Compass with red needle representing European digital sovereignty
Leaseweb European Sovereign Cloud

Leaseweb, the Dutch IaaS provider, has outlined a year's worth of development on its European Cloud Campus project, part of the Important Projects of Common European Interest on Cloud Infrastructure and Services (IPCEI-CIS) programme. The company is the only Dutch cloud provider participating directly in the EU initiative, which aims to build continent-wide sovereign cloud and edge infrastructure.

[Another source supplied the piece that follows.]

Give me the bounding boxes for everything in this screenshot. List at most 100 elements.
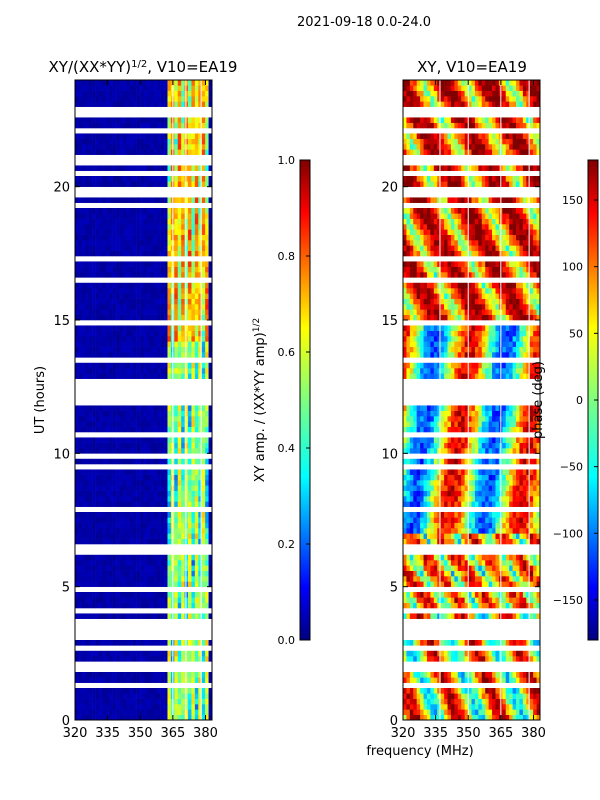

The technical progress reported centres on Leaseweb's public cloud compute layer, which now supports autoscaling and load balancing. Storage connectivity over private networks has been completed, and the company is working on programmable virtual overlay networking to add flexibility to tenant environments. On the developer tooling side, Leaseweb has released an initial compute API with open definitions and a Terraform provider, targeting the automation workflows that enterprise and mid-market customers increasingly treat as non-negotiable.

Platform monitoring and management tools have also been rolled out, though Leaseweb describes these as "continuously expanding" — language that suggests the platform remains some distance from production maturity for large-scale workloads. This is unsurprising for a project operating within the IPCEI-CIS framework, which is designed to fund pre-competitive R&D and infrastructure development rather than commercially ready services.

Beyond the technology, Leaseweb has invested in community engagement through 2025, hosting a Tech Summit, a Cloud Resilience Roundtable, and participating in the World Open Innovation Conference. The company also made 58 open-source contributions across various projects during the year.

From expanding our compute and container platforms to releasing open APIs and developer tools, these efforts demonstrate how industry and technology are coming together to build flexible, secure, and scalable cloud infrastructure for Europe.

Robert van der Meulen, Director Product Strategy, Leaseweb

The broader context here is the EU's ongoing effort to reduce dependence on US hyperscalers for critical infrastructure. IPCEI-CIS sits alongside initiatives like Gaia-X and the European Chips Act as part of a wider digital sovereignty push, though progress across these programmes has been uneven and commercial adoption of European sovereign cloud alternatives remains limited.